How do I know this - this happened to my Mother in Law who walked into the hospital on her own two feet breathing well but with 75-82% blood oxygen levels. They gave her the “R” thing on day 2 (we told her under NO circumstances let them give you Remdesivir and it was on her chart stating that) and an unknown level of vitamin supplements in her IV then added a BiPap breathing mask. On day 10 she passed away after being moved into “Compassionate Care” and declining the ventilator. They gave her one round of toxilizumab - which they deemed experimental (a different monoclonal antibody treatment originally developed for other diseases such as RA and not widely supported or known to help COVID patients)
No family members allowed into her room or even the glass wall outside it until the last few hours. Communication only by FaceTime - which became progressively harder. Dr would only speak to one appointed person 1 time per day to get any updates.
If she had turned around and walked out of the hospital and gone to a clinic to try getting the Regeneron and then gone home and taken the Ivermectin, Vitamin D3, Zinc, Vitamin C etc protocol (which she had available to her) then she would likely still be with us. She was overweight and had Adult onset diabetes - definitely NOT in her favor, but she had no chance really with the “Standard of Care”.
The Medicare bill - $99,000 - fortunately most/all covered by Medicare and/or FEMA, but the point being that the hospital is making substantial revenue from these situations.
This is intentional bureaucratic euthanasia IMO... The perps need to be held to account...
You are both wrong.
The hospital is said to use “Remdesivir,” which is a drug that has low efficacy against COVID-19.
“Regeneron” is the monoclonal, and it wasn’t being used.
“taking them off Remdesivir”?
This sounds like a refusal to murder patients. Of course, the administrators are unhappy.
fixed it
I stand corrected—I agree that neither the hospital nor the doctor were giving the monoclonals, which is not good.

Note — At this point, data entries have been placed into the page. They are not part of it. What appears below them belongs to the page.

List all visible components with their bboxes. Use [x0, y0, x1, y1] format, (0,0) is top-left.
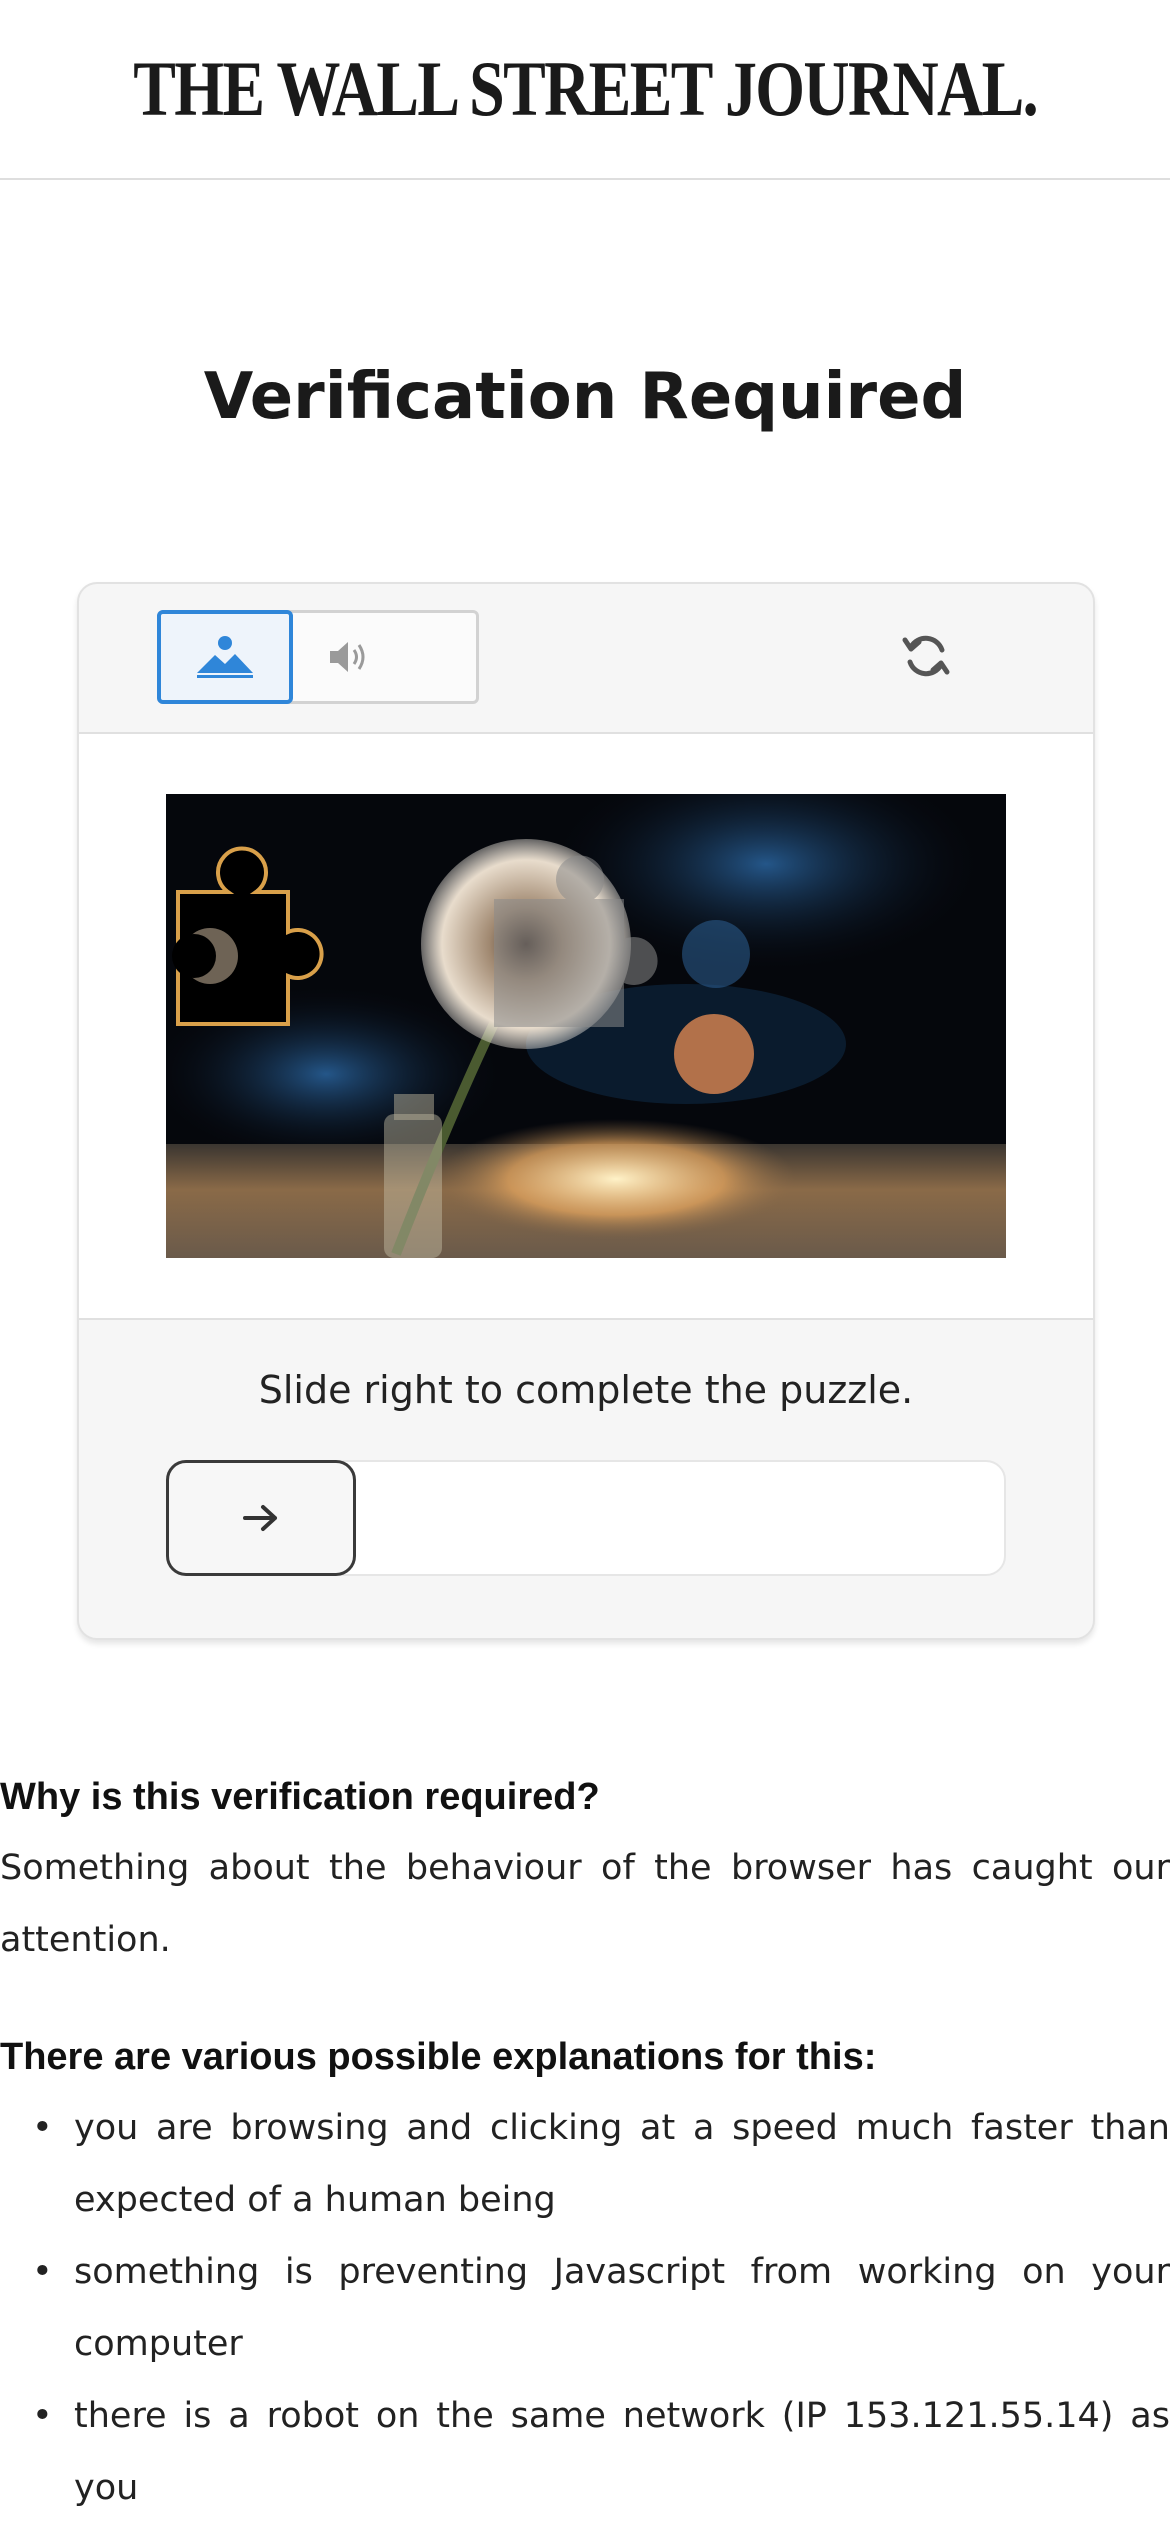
page-title: Verification Required: [203, 360, 967, 434]
image-mode-button[interactable]: [157, 610, 293, 704]
captcha-widget: Slide right to complete the puzzle.: [77, 582, 1095, 1640]
slider-instruction: Slide right to complete the puzzle.: [258, 1368, 914, 1412]
list-item: • there is a robot on the same network (I…: [32, 2396, 1170, 2508]
audio-mode-button[interactable]: [294, 610, 404, 704]
captcha-image-area: [79, 734, 1093, 1320]
refresh-button[interactable]: [894, 624, 958, 688]
site-logo: THE WALL STREET JOURNAL.: [133, 45, 1038, 132]
captcha-toolbar: [79, 584, 1093, 734]
why-heading: Why is this verification required?: [0, 1776, 600, 1818]
arrow-right-icon: [243, 1505, 277, 1531]
explanations-list: • you are browsing and clicking at a spee…: [0, 2092, 1170, 2524]
speaker-icon: [330, 642, 365, 672]
site-header: THE WALL STREET JOURNAL.: [0, 0, 1170, 180]
list-item: • something is preventing Javascript from…: [32, 2252, 1170, 2364]
slider-handle[interactable]: [166, 1460, 356, 1576]
verification-info: Why is this verification required? Somet…: [0, 1762, 1170, 2524]
explanations-heading: There are various possible explanations …: [0, 2036, 877, 2078]
why-text: Something about the behaviour of the bro…: [0, 1848, 1170, 1960]
refresh-icon: [902, 635, 950, 677]
slider-track[interactable]: [166, 1460, 1006, 1576]
captcha-mode-switch: [157, 610, 479, 704]
puzzle-image: [166, 794, 1006, 1258]
dandelion-photo: [166, 794, 1006, 1258]
image-icon: [197, 636, 253, 678]
list-item: • you are browsing and clicking at a spee…: [32, 2108, 1170, 2220]
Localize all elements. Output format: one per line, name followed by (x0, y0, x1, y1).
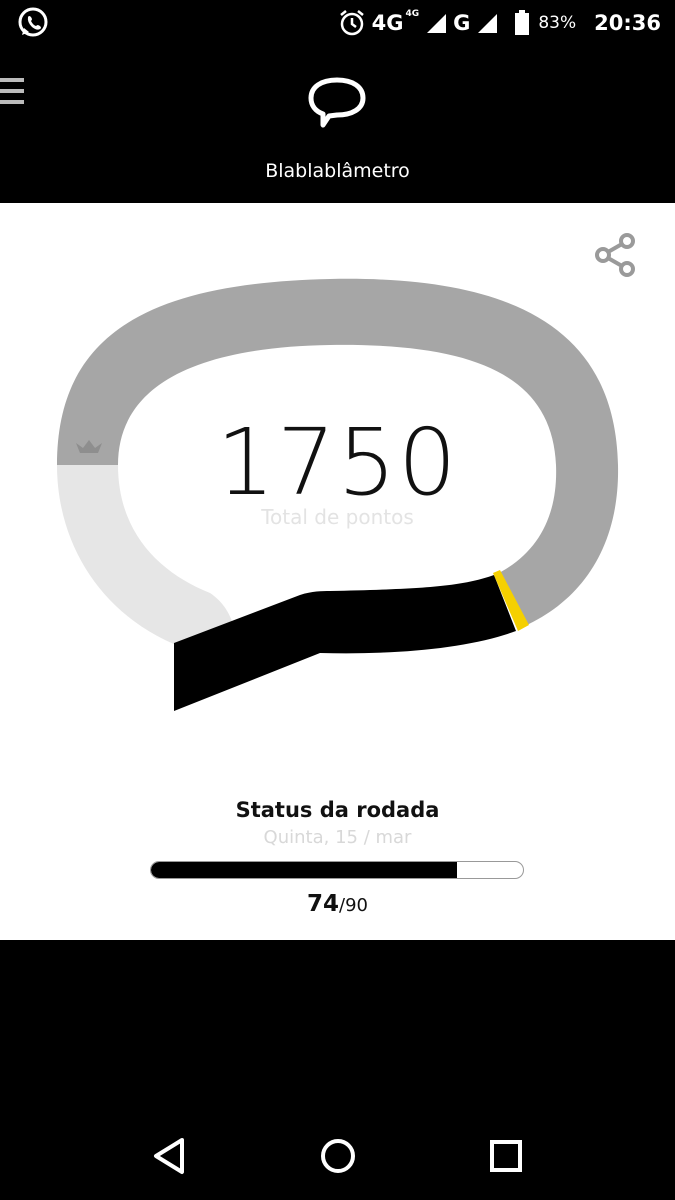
network-small-label: 4G (405, 9, 420, 19)
menu-icon[interactable] (0, 78, 26, 112)
round-progress-text: 74/90 (0, 891, 675, 917)
signal-icon (478, 14, 498, 33)
status-bar: 4G 4G G 83% 20:36 (0, 0, 675, 48)
back-icon[interactable] (148, 1134, 192, 1178)
status-icons: 4G 4G G 83% 20:36 (338, 8, 661, 38)
round-date: Quinta, 15 / mar (263, 827, 412, 848)
home-icon[interactable] (316, 1134, 360, 1178)
whatsapp-icon (18, 7, 48, 37)
network-secondary-label: G (453, 11, 471, 35)
battery-percent: 83% (538, 13, 577, 33)
battery-icon (515, 10, 530, 35)
round-progress-current: 74 (307, 891, 340, 917)
round-progress-max: /90 (339, 895, 368, 916)
alarm-icon (339, 10, 364, 36)
clock: 20:36 (594, 11, 661, 35)
round-progress-bar (150, 861, 524, 879)
signal-icon (427, 14, 447, 33)
recents-icon[interactable] (484, 1134, 528, 1178)
page-title: Blablablâmetro (265, 160, 410, 182)
network-type-label: 4G (371, 11, 404, 35)
app-header: Blablablâmetro (0, 48, 675, 203)
score-value: 1750 (216, 409, 459, 516)
speech-bubble-icon (308, 77, 366, 128)
score-label: Total de pontos (261, 505, 414, 529)
meter-fill (174, 575, 516, 711)
meter-card: 1750 Total de pontos Status da rodada Qu… (0, 203, 675, 940)
round-progress-fill (151, 862, 457, 878)
round-status-title: Status da rodada (235, 798, 440, 822)
navigation-bar (0, 1112, 675, 1200)
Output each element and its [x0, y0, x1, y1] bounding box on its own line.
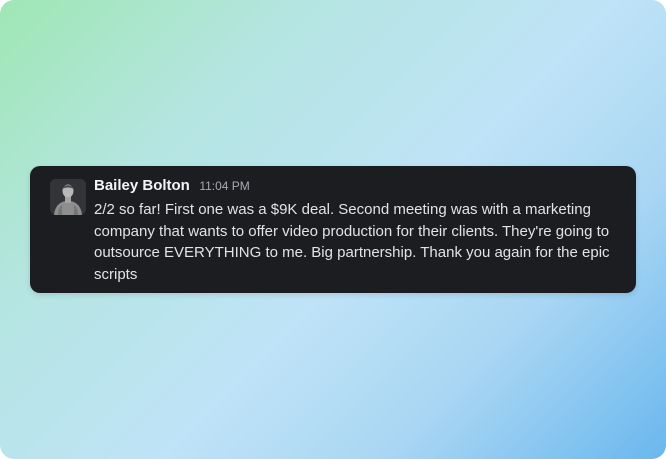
message-header: Bailey Bolton 11:04 PM	[94, 177, 250, 195]
message-timestamp[interactable]: 11:04 PM	[199, 179, 249, 193]
chat-message: Bailey Bolton 11:04 PM 2/2 so far! First…	[30, 166, 636, 293]
user-avatar-icon	[50, 179, 86, 215]
message-body: 2/2 so far! First one was a $9K deal. Se…	[94, 201, 610, 283]
background-frame: Bailey Bolton 11:04 PM 2/2 so far! First…	[0, 0, 666, 459]
sender-name[interactable]: Bailey Bolton	[94, 177, 190, 194]
avatar[interactable]	[50, 179, 86, 215]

It was only Seek and Find who’d said otherwise.
Hospital have forced many doctors into “independent contractor” status. A nephew’s wife is one such doctor.
The biggest reason is, since HIPPA and then after that Obamacare, is the very high cost of administration with all the mountain of additional paperwork requirements, and then there is the billing.
As an employee my nephews wife was not responsible for any billing that was not personally hers. As an “independent contractor” she is responsible for nearly 100% of the billing and paperwork requirements of nearly 100% of her activities at the hospital she works at - as “their” top infectious disease doctor.
Her day does not end when she leaves the hospital, usually not arriving home till sometime between 7 and 9pm. If my nephew does not have dinner ready yet (he works remotely from home), she sits at her computer in the kitchen, starting her night’s work of billing and required paperwork. She returns to doing that most nights between dinner and bedtime.
Of course whole staffs at the hospital were responsible for a lot of that when she was an employee and in her same role, as the top infectious disease specialist-doctor. Now with her work at home trying to finish her day, she works altogether at least 12 to fifteen hours a day. She told me once she feels like an intern all over again.
In some professions in some roles being an independent contractor is no picnic.